Art et culture

Production du spectacle de Julien Lacroix: Juste pour rire recule

L’humoriste honni a été ramené... puis «cancellé» en une journée.

Mis à jour le 

Publié le 

Production du spectacle de Julien Lacroix: Juste pour rire recule Juste pour rire ne produira finalement pas le prochain spectacle de l'humoriste controversé Julien Lacroix, face à la vague d'indignation.

Face à la vague d’indignation suscitée par l’annonce de son association avec l’humoriste controversé Julien Lacroix, Juste pour rire a annoncé qu’il ne produira finalement pas son prochain spectacle.

L’association entre le controversé humoriste Julien Lacroix, visé en 2020 par une vague de dénonciations d’agressions ou d’inconduites sexuelles, et Juste pour Rire avait fait vivement réagir dans la communauté de l’humour québécoise, jeudi et vendredi.

En juillet 2020, neuf femmes s’étaient confiées au journal Le Devoir, disant avoir été victimes d’agressions ou d’inconduites sexuelles de la part de Julien Lacroix.

Dans un communiqué, Juste pour rire a reconnu que «sa décision initiale n’était pas la bonne».

«Diriger le Groupe Juste pour rire vient avec une grande responsabilité, je le réalise encore plus aujourd’hui», mentionne le PDG Sylvain Parent-Bédard. «Parmi ces responsabilités figure celle de l’écoute. Nous avons écouté aujourd’hui, nous avons reconsidéré notre décision, nous la regrettons et nous corrigeons.»

Plusieurs humoristes avaient utilisé leur plateforme pour dénoncer l’annonce et partager leur découragement ou leur colère, avant que Juste pour rire recule.

«Tant qu’il n’y a pas un réel désir d’inclusion et de rendre notre milieu sécuritaire pour moi, pour l’instant, c’est encore de la poudre aux yeux», a lancé Emna Achour, humoriste et militant féministe, en entrevue avec Noovo Info.

Sur les réseaux sociaux, on pouvait également voir plusieurs réactions de nombreux humoristes. En voici quelques exemples:

«Même pas UNE semaine après le 8 mars. SACRAMENT. QUE. J’[SUIS]. TANNÉE […] Je suis déçue de mon milieu», a partagé Christine Morency dans une série de stories.

«[…] Hier, en voyant cette annonce, j’ai eu envie de vomir. Parce que ça me rappelle à quel point, encore aujourd’hui, certaines décisions dans ce milieu donnent l’impression que la carrière et l’argent passent avant la considération des femmes, des humains», a de son côté réagi Mélanie Ghanimé dans un long message sur Facebook.

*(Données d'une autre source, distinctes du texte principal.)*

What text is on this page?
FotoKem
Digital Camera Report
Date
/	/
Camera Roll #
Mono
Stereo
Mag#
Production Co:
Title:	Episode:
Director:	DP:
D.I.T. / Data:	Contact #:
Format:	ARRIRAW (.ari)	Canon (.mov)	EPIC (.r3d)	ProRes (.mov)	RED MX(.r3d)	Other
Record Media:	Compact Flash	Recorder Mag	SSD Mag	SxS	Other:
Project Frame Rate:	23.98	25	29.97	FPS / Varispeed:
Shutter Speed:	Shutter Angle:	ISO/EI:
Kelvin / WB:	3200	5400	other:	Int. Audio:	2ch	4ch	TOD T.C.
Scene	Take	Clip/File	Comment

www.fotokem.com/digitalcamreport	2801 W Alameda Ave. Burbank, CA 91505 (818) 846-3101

«Aucune structure mise en place pour protéger les survivantes et les femmes en général. Juste des démarches pour réhabiliter des agresseurs qui pourraient leur rapporter du beau gros cash», a renchéri Emna Achour dans une publication où elle partageait une capture d’écran de l’article de La Presse.

«Arke tu me f*cking niaises», a commenté Coralie LaPerrière sous ladite publication, qui a cumulé 1000 mentions «j’aime» et une centaine de commentaires sur Instagram.

«Honnêtement, je sais même pu quoi dire. Évidemment, chu ben en t*barnak! Mais j’ai de la peine aussi… Ça me fait de la peine pour les victimes. Ça me fait de la peine pour les autres artistes qui pourront pu se sentir en sécurité et ceux qui vont devoir choisir entre payer leurs bills et travailler avec eux», a partagé l’autrice Justine Philie.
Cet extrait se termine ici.